The Russian Lukoil and its partner the Norway's Statoil on Saturday won the right to develop Iraq's super giant West Qurana Phase 2 oil field, Oil Minister Hussein al-Shahristani said. The group accepted a remuneration of
1.15 U.S. dollars per barrel extracted from the field. The West Qurna Phase 2 has an estimated reserves of 12.9 billion barrels of oil.
Another consortium comprising of Russian giant oil firm of Gazprom, the Republic of Korea's Kogas, Malaysia's Petronas and Turkey's TPAO, won the right of developing the Badra oilfield in eastern Iraq.
Also on Saturday, an oil ministry source told Xinhua that the ministry reached an agreement with Sonangol over the Qaiyarah oilfield in the north of the country. The Angolan company failed Friday to strike the deal after
it refused the offered price by the ministry of five U.S. dollars per barrel, but later it accepted to work on the field climbing down from its initial price of 12.50 U.S. dollars.
The same Angolan firm won another oilfield of Najmah in Nineveh province in northern Iraq for a fee of six dollars per barrel.

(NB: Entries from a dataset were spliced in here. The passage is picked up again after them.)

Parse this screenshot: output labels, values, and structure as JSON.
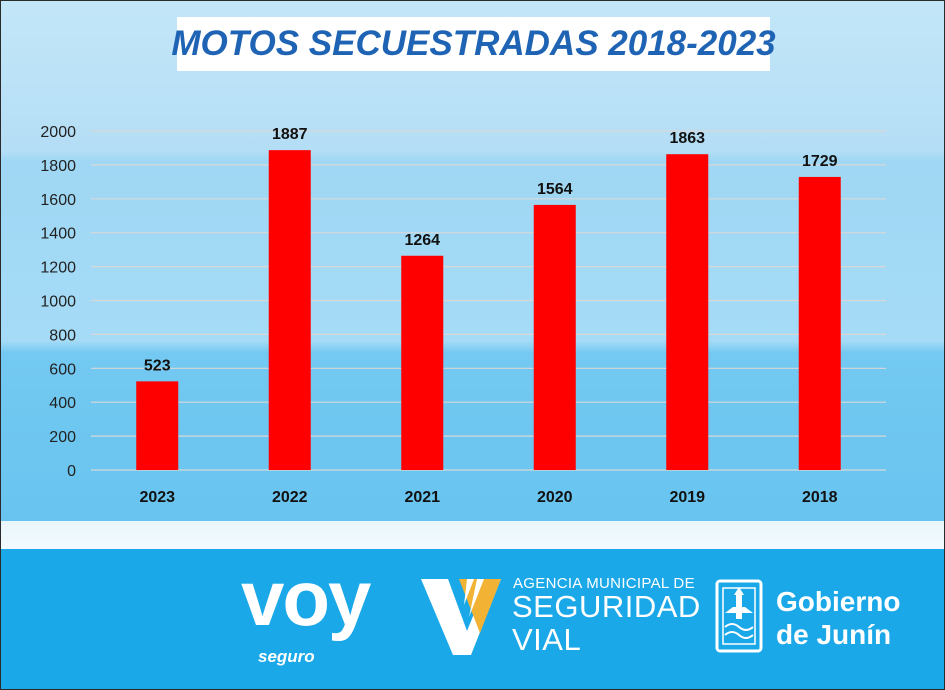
{
  "chart_data": {
    "type": "bar",
    "title": "MOTOS SECUESTRADAS 2018-2023",
    "categories": [
      "2023",
      "2022",
      "2021",
      "2020",
      "2019",
      "2018"
    ],
    "values": [
      523,
      1887,
      1264,
      1564,
      1863,
      1729
    ],
    "ylim": [
      0,
      2000
    ],
    "yticks": [
      0,
      200,
      400,
      600,
      800,
      1000,
      1200,
      1400,
      1600,
      1800,
      2000
    ],
    "grid": true,
    "legend": "none",
    "bar_color": "#ff0000",
    "data_labels": true
  },
  "colors": {
    "title": "#1f64b4",
    "footer": "#1aa8e8",
    "gold": "#f2b233",
    "gridline": "#d8d8d8"
  },
  "logos": {
    "voy": {
      "word": "voy",
      "sub": "seguro",
      "icon": "pedestrian-icon"
    },
    "agency": {
      "line1": "AGENCIA MUNICIPAL DE",
      "line2": "SEGURIDAD",
      "line3": "VIAL",
      "icon": "v-chevron-icon"
    },
    "gobierno": {
      "line1": "Gobierno",
      "line2": "de Junín",
      "icon": "city-shield-icon"
    }
  }
}
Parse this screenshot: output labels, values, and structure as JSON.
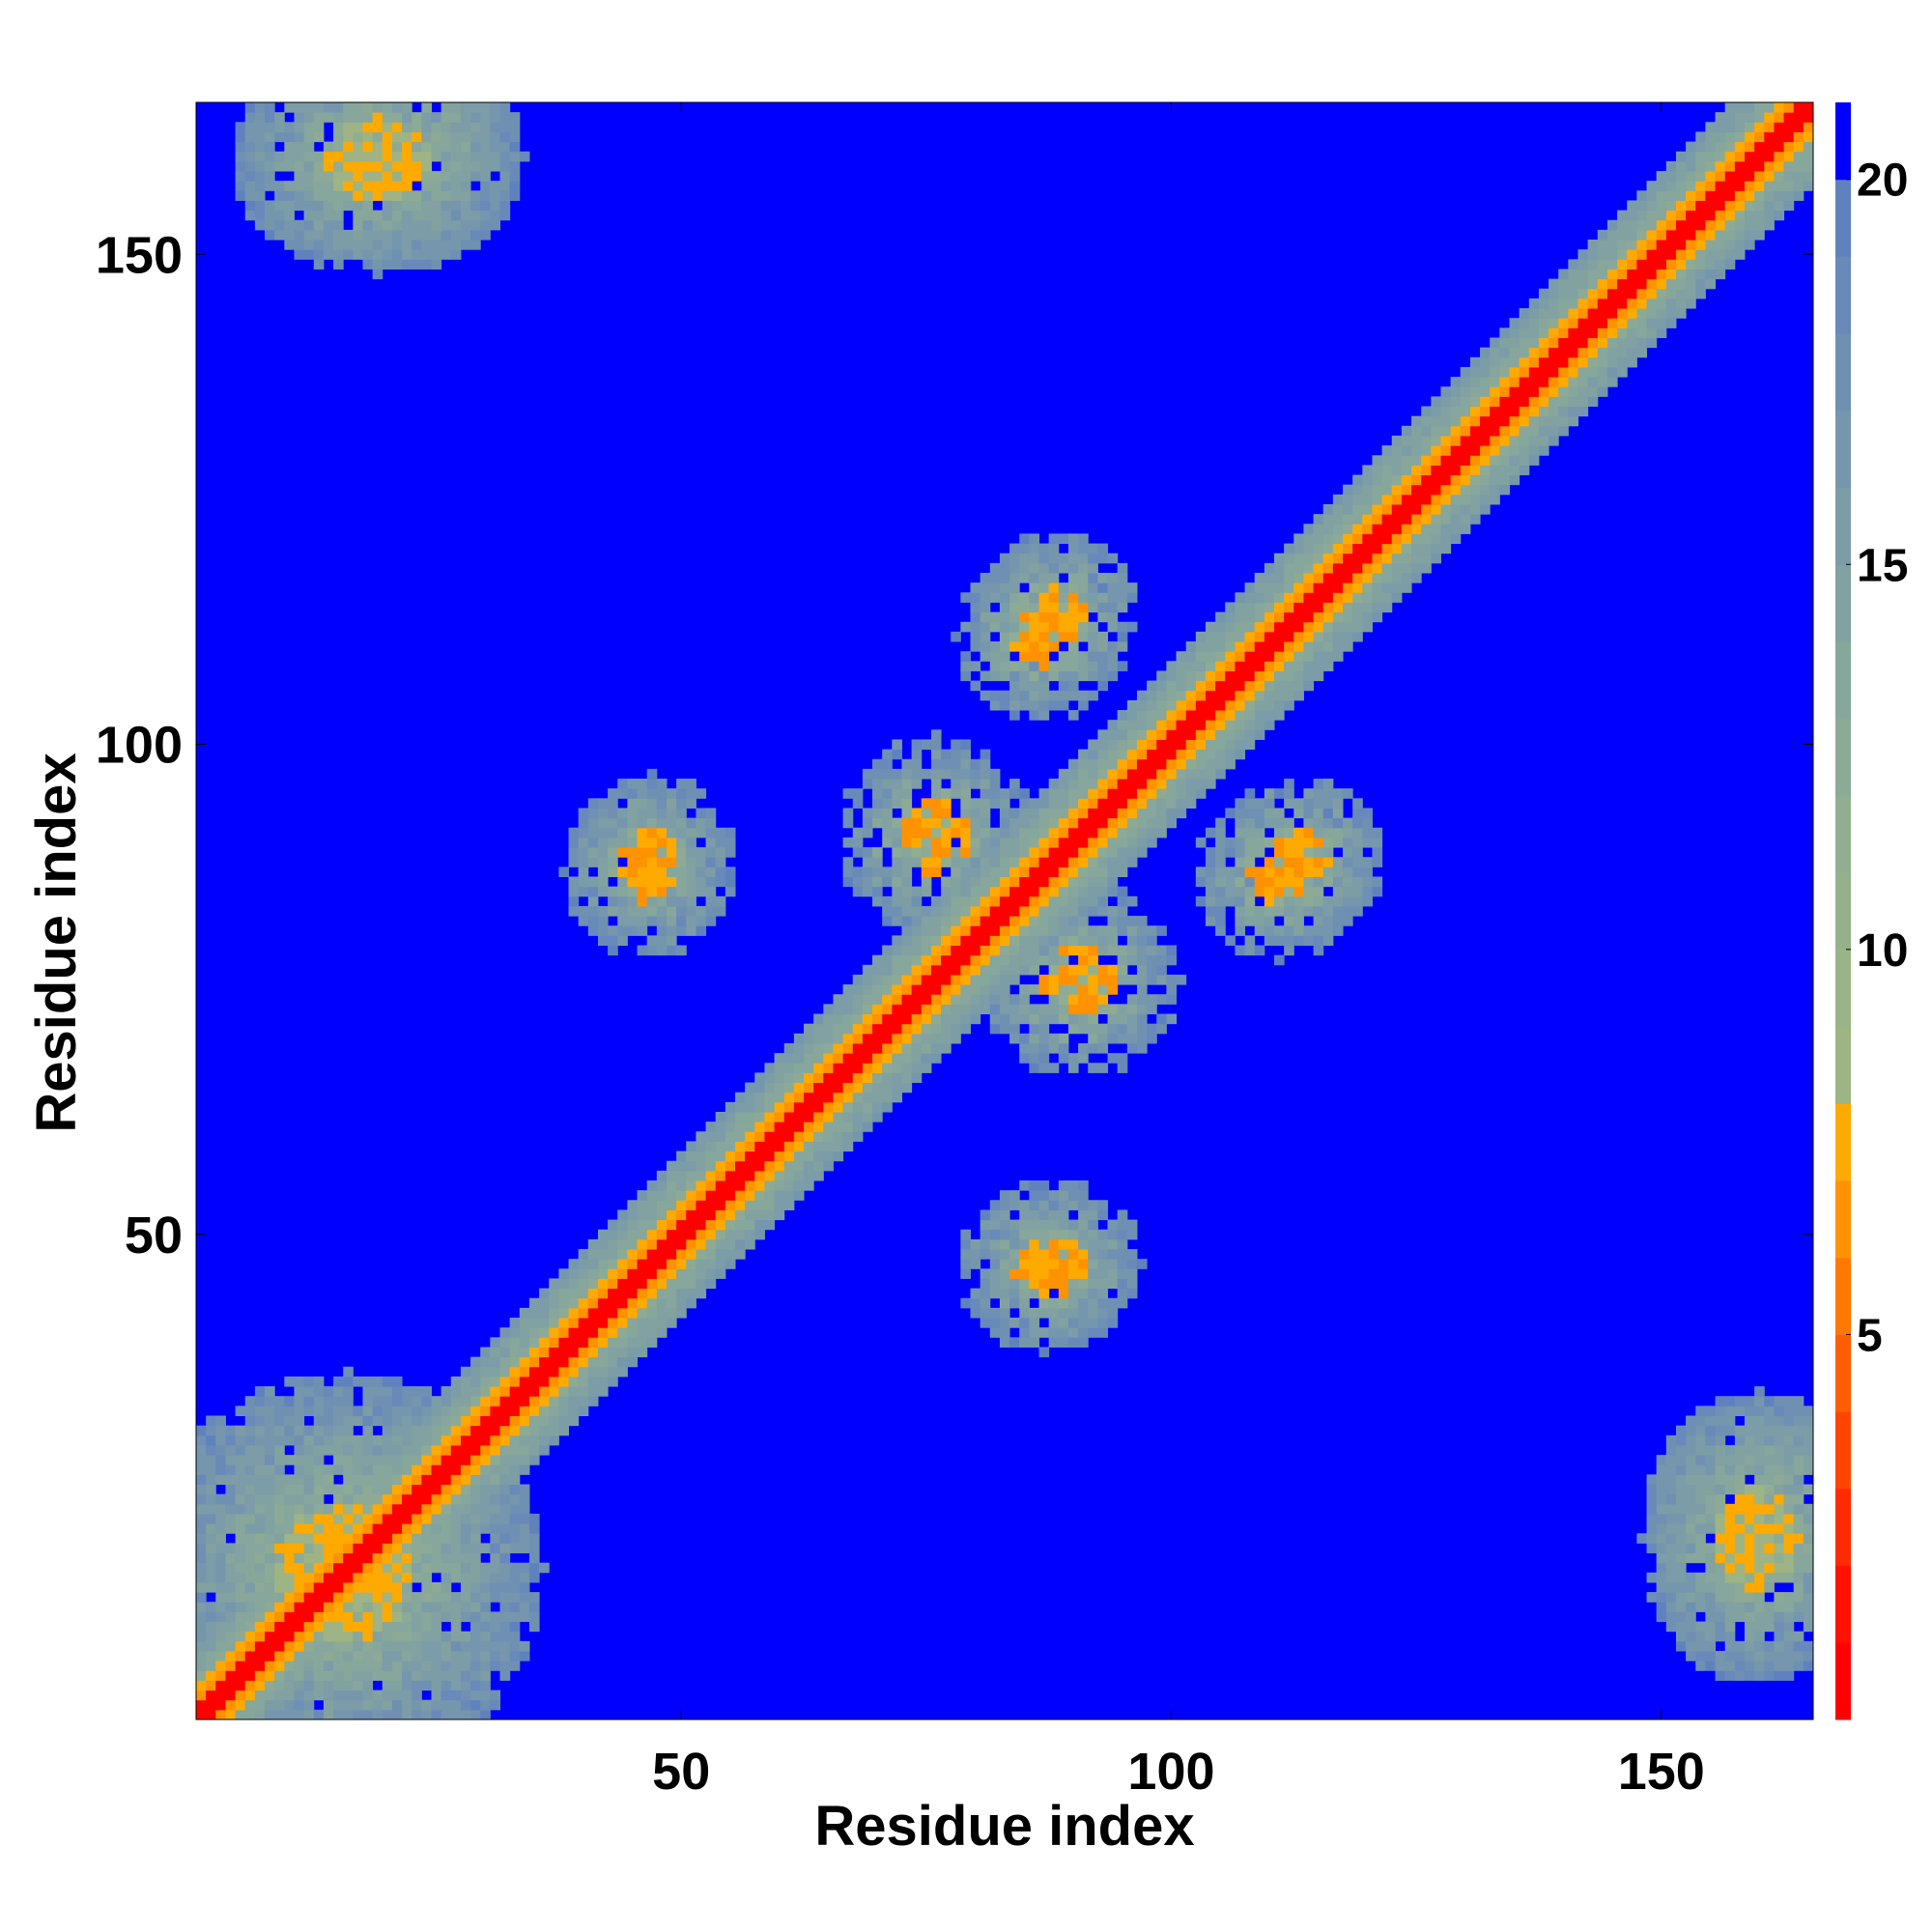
{
  "chart_data": {
    "type": "heatmap",
    "xlabel": "Residue index",
    "ylabel": "Residue index",
    "xlim": [
      1,
      165
    ],
    "ylim": [
      1,
      165
    ],
    "x_ticks": [
      50,
      100,
      150
    ],
    "y_ticks": [
      50,
      100,
      150
    ],
    "x_tick_labels": [
      "50",
      "100",
      "150"
    ],
    "y_tick_labels": [
      "50",
      "100",
      "150"
    ],
    "colorbar": {
      "range": [
        0,
        21
      ],
      "ticks": [
        5,
        10,
        15,
        20
      ],
      "tick_labels": [
        "5",
        "10",
        "15",
        "20"
      ],
      "bins": [
        {
          "max": 1,
          "color": "#ff0000"
        },
        {
          "max": 2,
          "color": "#ff1100"
        },
        {
          "max": 3,
          "color": "#ff2a00"
        },
        {
          "max": 4,
          "color": "#ff4400"
        },
        {
          "max": 5,
          "color": "#ff5e00"
        },
        {
          "max": 6,
          "color": "#ff7800"
        },
        {
          "max": 7,
          "color": "#ff9200"
        },
        {
          "max": 8,
          "color": "#ffaa00"
        },
        {
          "max": 9,
          "color": "#9eb484"
        },
        {
          "max": 10,
          "color": "#9ab388"
        },
        {
          "max": 11,
          "color": "#95b18c"
        },
        {
          "max": 12,
          "color": "#91ae91"
        },
        {
          "max": 13,
          "color": "#8caa96"
        },
        {
          "max": 14,
          "color": "#87a69c"
        },
        {
          "max": 15,
          "color": "#82a1a1"
        },
        {
          "max": 16,
          "color": "#7c9ca7"
        },
        {
          "max": 17,
          "color": "#7696ad"
        },
        {
          "max": 18,
          "color": "#6f90b3"
        },
        {
          "max": 19,
          "color": "#6889b9"
        },
        {
          "max": 20,
          "color": "#5f82bf"
        },
        {
          "max": 21,
          "color": "#0000ff"
        }
      ]
    },
    "contact_regions": [
      {
        "description": "main diagonal band",
        "from": [
          1,
          1
        ],
        "to": [
          165,
          165
        ],
        "min_value": 1
      },
      {
        "description": "antiparallel contact",
        "residues_x": [
          72,
          80
        ],
        "residues_y": [
          86,
          95
        ],
        "min_value": 6
      },
      {
        "description": "antiparallel contact",
        "residues_x": [
          44,
          50
        ],
        "residues_y": [
          86,
          91
        ],
        "min_value": 6
      },
      {
        "description": "antiparallel contact",
        "residues_x": [
          84,
          90
        ],
        "residues_y": [
          44,
          49
        ],
        "min_value": 6
      },
      {
        "description": "antiparallel contact",
        "residues_x": [
          84,
          89
        ],
        "residues_y": [
          108,
          114
        ],
        "min_value": 6
      },
      {
        "description": "antiparallel contact",
        "residues_x": [
          110,
          116
        ],
        "residues_y": [
          86,
          91
        ],
        "min_value": 6
      },
      {
        "description": "contact cluster",
        "residues_x": [
          2,
          30
        ],
        "residues_y": [
          1,
          30
        ],
        "min_value": 7
      },
      {
        "description": "contact cluster",
        "residues_x": [
          11,
          28
        ],
        "residues_y": [
          154,
          166
        ],
        "min_value": 7
      },
      {
        "description": "contact cluster",
        "residues_x": [
          154,
          165
        ],
        "residues_y": [
          10,
          28
        ],
        "min_value": 7
      }
    ],
    "grid": false
  }
}
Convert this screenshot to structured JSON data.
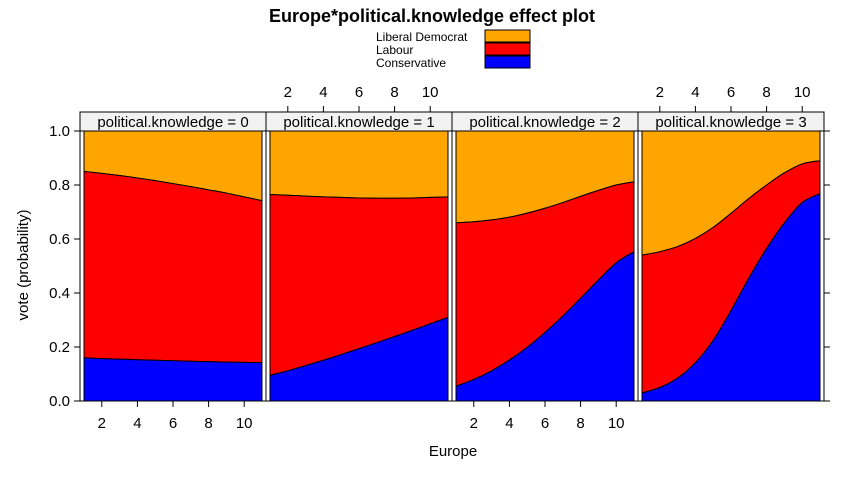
{
  "chart_data": {
    "type": "area",
    "title": "Europe*political.knowledge effect plot",
    "xlabel": "Europe",
    "ylabel": "vote (probability)",
    "xlim": [
      1,
      11
    ],
    "ylim": [
      0,
      1
    ],
    "x_ticks": [
      2,
      4,
      6,
      8,
      10
    ],
    "y_ticks": [
      "0.0",
      "0.2",
      "0.4",
      "0.6",
      "0.8",
      "1.0"
    ],
    "stacked": true,
    "legend": {
      "position": "top",
      "entries": [
        {
          "name": "Liberal Democrat",
          "color": "#FFA500"
        },
        {
          "name": "Labour",
          "color": "#FF0000"
        },
        {
          "name": "Conservative",
          "color": "#0000FF"
        }
      ]
    },
    "x": [
      1,
      2,
      3,
      4,
      5,
      6,
      7,
      8,
      9,
      10,
      11
    ],
    "panels": [
      {
        "strip": "political.knowledge = 0",
        "conservative_upper": [
          0.16,
          0.157,
          0.155,
          0.153,
          0.151,
          0.149,
          0.147,
          0.146,
          0.144,
          0.143,
          0.142
        ],
        "labour_upper": [
          0.85,
          0.843,
          0.835,
          0.826,
          0.816,
          0.805,
          0.794,
          0.782,
          0.77,
          0.756,
          0.742
        ]
      },
      {
        "strip": "political.knowledge = 1",
        "conservative_upper": [
          0.095,
          0.112,
          0.131,
          0.151,
          0.172,
          0.194,
          0.216,
          0.239,
          0.262,
          0.286,
          0.31
        ],
        "labour_upper": [
          0.765,
          0.762,
          0.759,
          0.756,
          0.754,
          0.752,
          0.751,
          0.751,
          0.752,
          0.754,
          0.756
        ]
      },
      {
        "strip": "political.knowledge = 2",
        "conservative_upper": [
          0.055,
          0.08,
          0.112,
          0.152,
          0.199,
          0.254,
          0.315,
          0.381,
          0.448,
          0.512,
          0.553
        ],
        "labour_upper": [
          0.66,
          0.664,
          0.671,
          0.681,
          0.696,
          0.714,
          0.735,
          0.758,
          0.78,
          0.8,
          0.812
        ]
      },
      {
        "strip": "political.knowledge = 3",
        "conservative_upper": [
          0.03,
          0.05,
          0.085,
          0.142,
          0.225,
          0.335,
          0.455,
          0.565,
          0.66,
          0.735,
          0.768
        ],
        "labour_upper": [
          0.54,
          0.553,
          0.572,
          0.602,
          0.643,
          0.695,
          0.75,
          0.8,
          0.845,
          0.878,
          0.89
        ]
      }
    ]
  }
}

The Iraqi ministry also awarded the Garraf oil field to a group of Malaysia's Petronas and Japan's Japex.
On Friday, two deals were struck at the auction. The Royal Dutch Shell and Malaysia's Petronas were awarded the contract to exploit the Majnoon oilfield in southern Iraq, one of the world's largest untapped oil fields with more than 12 billion barrels of proven reserves. A consortium led by China National Petroleum Corporation (CNPC), China's largest oil and gas
producer, together with Petronas and France's Total, won the contract for the Halfaya oilfield, also in the south.
More than 40 world oil companies from 23 countries, including BP and Total, are seeking investment in 10 Iraqi oil fields over two days in Iraq's second round of bidding since 2003.
The first auction round was held in June this year, in which the CNPC joined hands with BP to win the Rumaila oilfield service contract.